Fuera seguía oyéndose aquel arrastrar de pies. Iban a entrar, como temía. Cuando la puerta se abrió lentamente y los vio, su boca formó una O de pánico y la bilis inundó su garganta.

Pasaron unos segundos. Parpadeó y aparecieron todos a su alrededor, rodeando los lados de la cama. Su terror caló más hondo, sus finos y largos tentáculos se hundieron en su vientre. Círculos de oscuridad giraban en torbellino, nublando los bordes de su mente, arrastrándola hacia el cobijo de la inconsciencia. Por fin la embargó la oscuridad, liberándola del miedo y bloqueando su mente a lo que iba a suceder. Y sintió alivio al descender hacia el olvido.
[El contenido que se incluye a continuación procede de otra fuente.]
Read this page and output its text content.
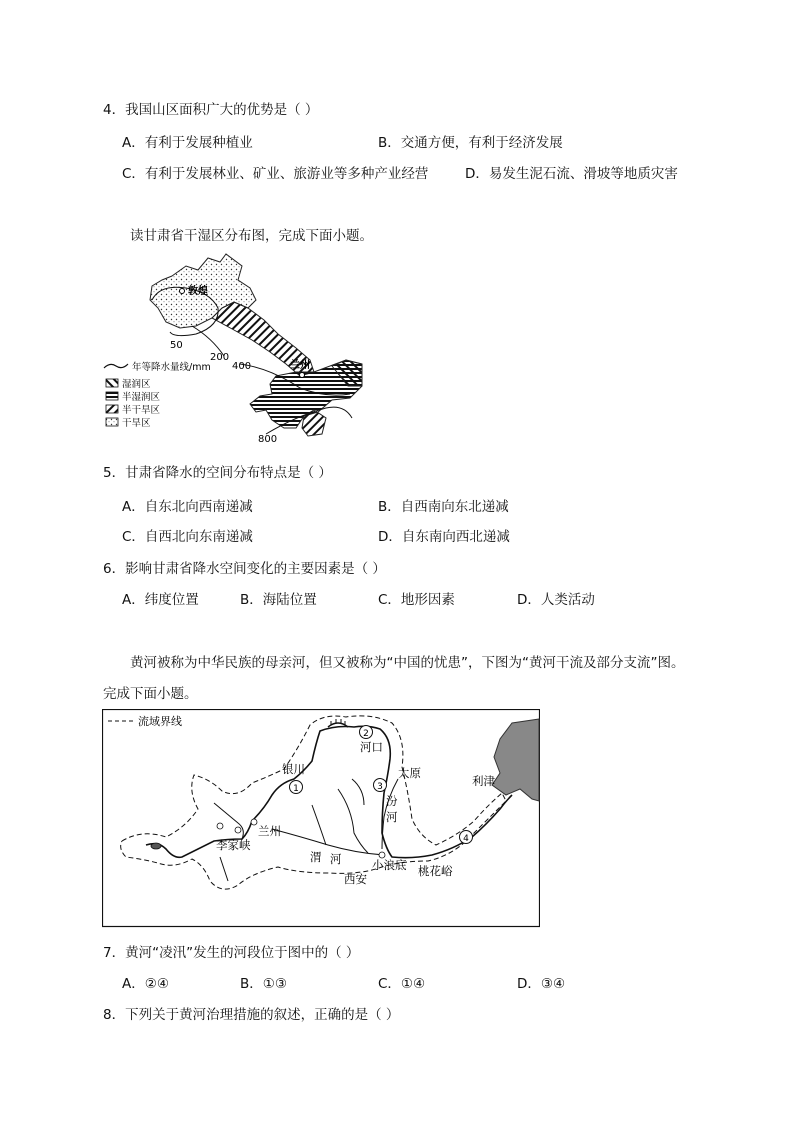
4．我国山区面积广大的优势是（ ）
A．有利于发展种植业	B．交通方便，有利于经济发展
C．有利于发展林业、矿业、旅游业等多种产业经营	D．易发生泥石流、滑坡等地质灾害
读甘肃省干湿区分布图，完成下面小题。
敦煌
兰州
50
200
400
800
年等降水量线/mm
湿润区
半湿润区
半干旱区
干旱区
5．甘肃省降水的空间分布特点是（ ）
A．自东北向西南递减	B．自西南向东北递减
C．自西北向东南递减	D．自东南向西北递减
6．影响甘肃省降水空间变化的主要因素是（ ）
A．纬度位置	B．海陆位置	C．地形因素	D．人类活动
黄河被称为中华民族的母亲河，但又被称为“中国的忧患”，下图为“黄河干流及部分支流”图。
完成下面小题。
1
2
3
4
流域界线
河口
银川	太原
利津
兰州
李家峡
渭 河
汾
河
西安
小浪底 桃花峪
7．黄河“凌汛”发生的河段位于图中的（ ）
A．②④	B．①③	C．①④	D．③④
8．下列关于黄河治理措施的叙述，正确的是（ ）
Un resplandor azul intenso reverberaba desde el suelo de la sala de análisis, iluminando las vigas redondeadas de las paredes curvas que había a su espalda. Un panel de diodos, cuadrantes y marcadores se extendía por la consola situada a un lado, y el aire siseaba al pasar por los respiraderos con un ritmo palpitante, al compás de los pitidos del corazón monitorizado en la pantalla azul y resplandeciente.

Val Zarkazian miraba a los sujetos tendidos sobre la mesa. Les habían quitado la ligera ropa de dormir, y a la mujer más joven ya la habían examinado.

Era la segunda, la que tenía el pelo rojo oscuro, la que lo había hecho salir de detrás de los monitores de su laboratorio, al fondo del pasillo.

Observaba la figura desnuda que se removía, inquieta, sobre la superficie azul de la mesa; la chica cerraba las pequeñas manos con tanta fuerza que sus antebrazos temblaban. Le habían insertado un bloqueo lingual, pero ya antes se había mordido el labio inferior y la herida le había dejado un hilillo de sangre.

Val la examinaba con la misma objetividad con que antes había examinado a una docena de sujetos; notó que era más baja que la media, pero que estaba bien desarrollada y que su estado físico era bueno. Era una mujer normal, salvo porque era mucho más resistente a la penetración mental que la gran mayoría de los especímenes masculinos que le habían llevado para que los estudiara.

La mujer se removía inquieta sobre la mesa, se resistía a las pruebas con la misma determinación y la misma fiereza que había mostrado en su visita anterior, unas semanas atrás.

Val miró a una figura baja y delgada vestida con un mono azul oscuro: era uno de los técnicos; estaba junto a la mesa, estudiando al sujeto con asombro y preocupación. Tras él, justo al otro lado de la puerta, pululaban varios soldados, miembros del equipo que había llevado a las mujeres a bordo.

Estaban preocupados por su reacción, y con motivo. La primera vez que se había hecho el estudio, ella se había resistido con tanta fuerza que pensaron que iban a perderla.